Among the impressive figures from the report: Revenue for IBM's System z servers using z/OS had its second consecutive quarter growth -- at 69.1 percent for the quarter. “This is the fastest quarterly revenue growth IDC has ever reported for IBM mainframes, as systems running the z/OS operating platform accounted for 11.3% of all server revenue in 4Q10 and IBM System z was the only platform outside of Linux and Windows to experience positive revenue growth in the quarter.” [emphasis added]

In second place was HP, with 29.9 percent market share; the company’s revenue grew 13.2. “HP was helped by continued demand for its x86-based ProLiant servers,” according to IDC.

Dell remained in third place; Sun was number four.

The x86 server market growth was the star last quarter, with 6.7 percent growth in server shipments (to 2.0 million units). That’s the highest quarterly revenue ever reported for that platform and is 59.7 percent of all server spending. All top 4 vendors enjoyed increased revenue for their x86 server lines. Worldwide, 7.4 million x86 units shipped last year.

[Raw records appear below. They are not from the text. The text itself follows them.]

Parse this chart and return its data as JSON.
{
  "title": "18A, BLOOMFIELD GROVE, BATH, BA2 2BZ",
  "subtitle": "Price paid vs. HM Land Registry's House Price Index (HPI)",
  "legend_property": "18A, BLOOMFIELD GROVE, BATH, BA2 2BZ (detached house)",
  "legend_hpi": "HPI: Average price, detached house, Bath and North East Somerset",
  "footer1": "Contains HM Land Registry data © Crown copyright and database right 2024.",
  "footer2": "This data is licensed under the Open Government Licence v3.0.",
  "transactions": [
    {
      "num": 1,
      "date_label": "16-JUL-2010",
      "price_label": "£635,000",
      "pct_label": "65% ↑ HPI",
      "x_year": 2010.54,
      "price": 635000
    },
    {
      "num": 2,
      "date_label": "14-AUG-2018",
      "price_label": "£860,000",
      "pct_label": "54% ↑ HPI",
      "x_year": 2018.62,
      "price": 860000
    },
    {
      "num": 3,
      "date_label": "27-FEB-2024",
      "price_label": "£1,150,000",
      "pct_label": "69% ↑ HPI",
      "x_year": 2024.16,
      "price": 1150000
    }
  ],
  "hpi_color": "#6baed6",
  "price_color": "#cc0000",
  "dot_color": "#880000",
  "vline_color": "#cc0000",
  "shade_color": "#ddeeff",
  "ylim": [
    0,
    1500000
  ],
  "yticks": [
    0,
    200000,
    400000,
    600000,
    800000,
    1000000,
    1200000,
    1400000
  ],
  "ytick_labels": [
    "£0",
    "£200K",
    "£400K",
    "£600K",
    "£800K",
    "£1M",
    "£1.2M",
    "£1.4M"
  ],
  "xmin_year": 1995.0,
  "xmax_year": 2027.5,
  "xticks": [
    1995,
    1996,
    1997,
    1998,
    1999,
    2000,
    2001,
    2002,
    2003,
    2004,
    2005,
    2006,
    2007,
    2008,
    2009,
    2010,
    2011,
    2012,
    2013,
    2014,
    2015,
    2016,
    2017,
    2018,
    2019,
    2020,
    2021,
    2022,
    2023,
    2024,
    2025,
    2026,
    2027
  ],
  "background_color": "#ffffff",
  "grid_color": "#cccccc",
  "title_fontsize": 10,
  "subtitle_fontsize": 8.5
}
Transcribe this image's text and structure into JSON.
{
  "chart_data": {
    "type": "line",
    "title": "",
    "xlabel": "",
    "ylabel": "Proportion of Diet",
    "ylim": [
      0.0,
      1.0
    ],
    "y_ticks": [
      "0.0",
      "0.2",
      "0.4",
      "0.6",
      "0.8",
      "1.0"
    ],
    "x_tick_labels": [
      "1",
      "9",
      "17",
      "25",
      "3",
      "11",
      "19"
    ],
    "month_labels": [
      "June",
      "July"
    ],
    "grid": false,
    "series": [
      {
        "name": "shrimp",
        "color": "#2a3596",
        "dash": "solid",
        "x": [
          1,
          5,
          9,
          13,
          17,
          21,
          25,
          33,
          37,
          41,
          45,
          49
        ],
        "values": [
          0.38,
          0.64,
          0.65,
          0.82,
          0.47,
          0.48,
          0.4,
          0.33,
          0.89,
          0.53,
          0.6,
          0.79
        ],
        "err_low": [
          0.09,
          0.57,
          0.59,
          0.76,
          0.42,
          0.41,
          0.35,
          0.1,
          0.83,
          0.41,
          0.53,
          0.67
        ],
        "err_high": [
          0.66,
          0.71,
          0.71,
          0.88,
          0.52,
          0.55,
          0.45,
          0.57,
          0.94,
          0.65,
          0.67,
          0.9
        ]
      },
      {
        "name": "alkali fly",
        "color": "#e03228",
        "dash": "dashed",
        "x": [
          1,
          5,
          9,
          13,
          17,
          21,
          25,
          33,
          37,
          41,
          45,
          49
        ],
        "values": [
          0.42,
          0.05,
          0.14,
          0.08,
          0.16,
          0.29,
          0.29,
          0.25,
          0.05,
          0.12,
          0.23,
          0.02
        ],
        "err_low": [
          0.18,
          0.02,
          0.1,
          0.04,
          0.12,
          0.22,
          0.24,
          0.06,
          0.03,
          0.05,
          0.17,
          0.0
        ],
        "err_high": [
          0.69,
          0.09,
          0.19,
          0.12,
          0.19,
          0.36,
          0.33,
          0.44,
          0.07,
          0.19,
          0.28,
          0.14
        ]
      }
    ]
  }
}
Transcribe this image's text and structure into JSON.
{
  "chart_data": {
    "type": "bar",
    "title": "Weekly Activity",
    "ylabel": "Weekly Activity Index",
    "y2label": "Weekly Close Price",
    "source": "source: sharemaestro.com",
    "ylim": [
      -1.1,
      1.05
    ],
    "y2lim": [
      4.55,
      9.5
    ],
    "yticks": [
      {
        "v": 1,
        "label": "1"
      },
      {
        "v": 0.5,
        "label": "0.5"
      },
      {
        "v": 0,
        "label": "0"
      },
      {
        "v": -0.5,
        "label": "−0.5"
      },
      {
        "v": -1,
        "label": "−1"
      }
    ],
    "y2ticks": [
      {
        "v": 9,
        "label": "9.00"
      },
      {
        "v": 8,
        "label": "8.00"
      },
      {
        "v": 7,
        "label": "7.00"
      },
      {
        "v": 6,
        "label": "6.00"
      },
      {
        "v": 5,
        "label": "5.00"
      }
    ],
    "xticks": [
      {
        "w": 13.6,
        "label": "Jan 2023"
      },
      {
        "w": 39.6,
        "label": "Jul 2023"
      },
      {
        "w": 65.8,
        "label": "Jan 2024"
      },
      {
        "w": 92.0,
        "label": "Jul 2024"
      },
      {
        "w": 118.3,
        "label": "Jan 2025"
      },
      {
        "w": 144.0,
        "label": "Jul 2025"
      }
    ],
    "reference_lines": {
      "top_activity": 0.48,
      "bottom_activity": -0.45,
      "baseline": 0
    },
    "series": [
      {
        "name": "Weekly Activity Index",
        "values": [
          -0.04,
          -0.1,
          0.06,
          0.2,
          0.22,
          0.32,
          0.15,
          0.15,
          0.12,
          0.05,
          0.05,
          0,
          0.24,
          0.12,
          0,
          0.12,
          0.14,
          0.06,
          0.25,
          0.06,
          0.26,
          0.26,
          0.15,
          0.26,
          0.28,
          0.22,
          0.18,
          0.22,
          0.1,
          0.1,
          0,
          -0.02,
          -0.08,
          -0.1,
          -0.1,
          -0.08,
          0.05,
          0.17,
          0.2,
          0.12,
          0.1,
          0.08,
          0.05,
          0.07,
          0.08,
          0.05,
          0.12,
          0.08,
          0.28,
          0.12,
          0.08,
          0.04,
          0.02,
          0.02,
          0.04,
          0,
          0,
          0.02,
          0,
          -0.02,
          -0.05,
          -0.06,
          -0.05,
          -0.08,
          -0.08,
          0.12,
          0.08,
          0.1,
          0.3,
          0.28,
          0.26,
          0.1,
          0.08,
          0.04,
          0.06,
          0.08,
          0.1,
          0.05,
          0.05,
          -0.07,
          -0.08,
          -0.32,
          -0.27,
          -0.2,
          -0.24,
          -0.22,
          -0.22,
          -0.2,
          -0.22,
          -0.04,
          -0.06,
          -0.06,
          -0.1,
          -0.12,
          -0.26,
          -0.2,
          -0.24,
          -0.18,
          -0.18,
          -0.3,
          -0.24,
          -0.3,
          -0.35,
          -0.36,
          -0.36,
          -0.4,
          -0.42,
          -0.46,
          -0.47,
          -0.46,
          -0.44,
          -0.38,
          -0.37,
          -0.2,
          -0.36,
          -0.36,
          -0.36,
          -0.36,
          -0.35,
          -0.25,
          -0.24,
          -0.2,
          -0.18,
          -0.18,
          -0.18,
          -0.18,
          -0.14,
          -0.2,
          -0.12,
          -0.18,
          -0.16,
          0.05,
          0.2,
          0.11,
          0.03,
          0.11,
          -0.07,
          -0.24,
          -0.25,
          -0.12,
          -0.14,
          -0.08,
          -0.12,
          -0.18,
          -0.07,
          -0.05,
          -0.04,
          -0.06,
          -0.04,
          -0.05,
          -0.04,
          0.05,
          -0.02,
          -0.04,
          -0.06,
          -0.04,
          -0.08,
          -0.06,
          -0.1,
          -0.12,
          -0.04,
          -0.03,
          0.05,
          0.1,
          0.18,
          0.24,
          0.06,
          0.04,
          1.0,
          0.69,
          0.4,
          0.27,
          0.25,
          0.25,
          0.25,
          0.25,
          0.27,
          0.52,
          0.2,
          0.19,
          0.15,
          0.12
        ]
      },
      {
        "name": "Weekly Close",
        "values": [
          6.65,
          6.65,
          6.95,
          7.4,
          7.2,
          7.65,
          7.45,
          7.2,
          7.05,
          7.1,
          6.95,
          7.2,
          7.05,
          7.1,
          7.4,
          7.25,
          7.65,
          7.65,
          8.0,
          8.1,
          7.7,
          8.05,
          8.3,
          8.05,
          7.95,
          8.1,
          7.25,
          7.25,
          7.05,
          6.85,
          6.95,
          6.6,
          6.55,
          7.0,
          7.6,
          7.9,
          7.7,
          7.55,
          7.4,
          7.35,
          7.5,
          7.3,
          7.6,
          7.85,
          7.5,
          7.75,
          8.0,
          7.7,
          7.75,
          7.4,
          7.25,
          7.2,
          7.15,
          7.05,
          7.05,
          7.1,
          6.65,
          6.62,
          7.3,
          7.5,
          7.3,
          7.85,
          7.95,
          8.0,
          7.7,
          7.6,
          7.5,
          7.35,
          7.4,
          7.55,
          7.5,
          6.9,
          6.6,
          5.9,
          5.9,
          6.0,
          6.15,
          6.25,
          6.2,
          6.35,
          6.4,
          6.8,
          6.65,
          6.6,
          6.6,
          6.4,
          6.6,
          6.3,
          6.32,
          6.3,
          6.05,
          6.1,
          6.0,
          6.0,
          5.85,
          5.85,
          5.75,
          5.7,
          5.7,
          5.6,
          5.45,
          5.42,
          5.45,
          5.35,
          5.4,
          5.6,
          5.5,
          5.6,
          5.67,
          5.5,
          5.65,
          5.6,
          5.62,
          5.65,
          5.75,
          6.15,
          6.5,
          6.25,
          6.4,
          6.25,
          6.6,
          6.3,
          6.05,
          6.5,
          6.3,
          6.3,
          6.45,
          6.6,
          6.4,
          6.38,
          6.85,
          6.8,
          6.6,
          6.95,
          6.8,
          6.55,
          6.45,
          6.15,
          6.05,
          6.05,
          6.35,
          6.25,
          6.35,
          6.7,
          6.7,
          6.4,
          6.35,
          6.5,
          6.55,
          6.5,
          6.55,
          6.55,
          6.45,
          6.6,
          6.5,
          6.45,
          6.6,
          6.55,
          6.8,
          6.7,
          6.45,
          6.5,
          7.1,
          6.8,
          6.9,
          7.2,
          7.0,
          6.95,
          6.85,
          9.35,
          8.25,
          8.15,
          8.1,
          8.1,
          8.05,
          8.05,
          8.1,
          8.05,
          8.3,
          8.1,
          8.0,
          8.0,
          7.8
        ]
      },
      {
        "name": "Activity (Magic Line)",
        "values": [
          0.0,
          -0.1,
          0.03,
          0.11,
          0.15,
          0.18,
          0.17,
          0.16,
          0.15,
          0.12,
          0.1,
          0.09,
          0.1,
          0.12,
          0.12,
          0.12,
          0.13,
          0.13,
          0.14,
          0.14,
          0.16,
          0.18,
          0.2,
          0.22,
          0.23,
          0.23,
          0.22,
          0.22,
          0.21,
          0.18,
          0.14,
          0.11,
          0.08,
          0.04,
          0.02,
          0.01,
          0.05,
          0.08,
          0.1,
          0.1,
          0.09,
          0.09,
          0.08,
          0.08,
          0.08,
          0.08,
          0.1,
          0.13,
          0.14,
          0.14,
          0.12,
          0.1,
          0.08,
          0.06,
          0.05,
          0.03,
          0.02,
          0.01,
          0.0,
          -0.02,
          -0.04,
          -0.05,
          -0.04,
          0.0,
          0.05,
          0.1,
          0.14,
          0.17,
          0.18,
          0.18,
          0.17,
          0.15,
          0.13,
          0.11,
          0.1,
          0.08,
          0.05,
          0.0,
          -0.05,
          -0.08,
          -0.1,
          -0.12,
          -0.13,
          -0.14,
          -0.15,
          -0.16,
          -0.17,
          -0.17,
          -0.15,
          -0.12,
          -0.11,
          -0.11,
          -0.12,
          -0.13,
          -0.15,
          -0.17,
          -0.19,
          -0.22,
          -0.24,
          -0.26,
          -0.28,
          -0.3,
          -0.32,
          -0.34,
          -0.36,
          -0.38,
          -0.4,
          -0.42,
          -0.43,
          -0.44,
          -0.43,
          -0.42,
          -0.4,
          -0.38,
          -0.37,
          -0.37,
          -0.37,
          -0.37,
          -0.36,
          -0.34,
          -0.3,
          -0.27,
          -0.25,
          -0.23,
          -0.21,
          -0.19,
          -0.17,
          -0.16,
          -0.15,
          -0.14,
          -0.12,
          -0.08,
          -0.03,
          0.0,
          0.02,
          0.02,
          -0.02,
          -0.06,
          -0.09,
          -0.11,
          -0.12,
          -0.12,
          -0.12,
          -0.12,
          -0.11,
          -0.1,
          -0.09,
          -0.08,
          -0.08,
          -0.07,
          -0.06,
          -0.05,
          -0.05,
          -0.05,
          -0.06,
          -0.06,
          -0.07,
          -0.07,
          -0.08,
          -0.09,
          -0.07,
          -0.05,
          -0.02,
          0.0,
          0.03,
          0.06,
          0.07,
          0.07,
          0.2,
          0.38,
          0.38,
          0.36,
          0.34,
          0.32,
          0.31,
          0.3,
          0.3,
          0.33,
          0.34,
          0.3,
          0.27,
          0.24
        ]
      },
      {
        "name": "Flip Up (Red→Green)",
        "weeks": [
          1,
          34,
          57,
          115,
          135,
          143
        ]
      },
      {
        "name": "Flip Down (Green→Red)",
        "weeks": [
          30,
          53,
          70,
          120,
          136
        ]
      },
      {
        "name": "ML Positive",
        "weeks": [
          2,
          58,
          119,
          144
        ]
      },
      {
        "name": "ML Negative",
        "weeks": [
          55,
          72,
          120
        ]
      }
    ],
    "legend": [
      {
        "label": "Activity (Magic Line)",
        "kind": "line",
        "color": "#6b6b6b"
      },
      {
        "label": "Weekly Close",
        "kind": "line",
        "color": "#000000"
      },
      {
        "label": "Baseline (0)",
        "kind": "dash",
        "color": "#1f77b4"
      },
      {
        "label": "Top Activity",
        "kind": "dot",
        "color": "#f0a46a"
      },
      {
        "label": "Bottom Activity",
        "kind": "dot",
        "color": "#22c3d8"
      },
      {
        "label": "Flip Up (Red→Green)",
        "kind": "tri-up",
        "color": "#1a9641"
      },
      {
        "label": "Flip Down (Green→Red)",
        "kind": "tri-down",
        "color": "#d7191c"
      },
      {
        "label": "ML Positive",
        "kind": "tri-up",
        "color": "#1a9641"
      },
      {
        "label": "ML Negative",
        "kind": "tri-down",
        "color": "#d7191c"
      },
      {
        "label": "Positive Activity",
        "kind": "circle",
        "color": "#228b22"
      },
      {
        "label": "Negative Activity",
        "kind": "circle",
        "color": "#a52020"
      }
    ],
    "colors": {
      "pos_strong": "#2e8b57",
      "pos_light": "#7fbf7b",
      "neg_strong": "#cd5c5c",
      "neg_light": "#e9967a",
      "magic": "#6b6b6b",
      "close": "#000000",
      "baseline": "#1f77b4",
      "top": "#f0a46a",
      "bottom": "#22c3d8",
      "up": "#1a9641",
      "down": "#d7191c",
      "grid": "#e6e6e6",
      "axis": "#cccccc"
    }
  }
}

"Within the x86 market, high-end servers showed higher growth rates for both server shipments and revenue than low-end servers," said Reuben Miller, senior analyst in IDC's Worldwide Enterprise Server group. "With the introduction of higher performing processors with multiple cores, customers are finding more benefit in purchasing multi-socket server units than single socket systems. As the demand for performance continues to increase with limited space available, systems that can hold more multi-core processors in a given space are becoming more valuable to customers."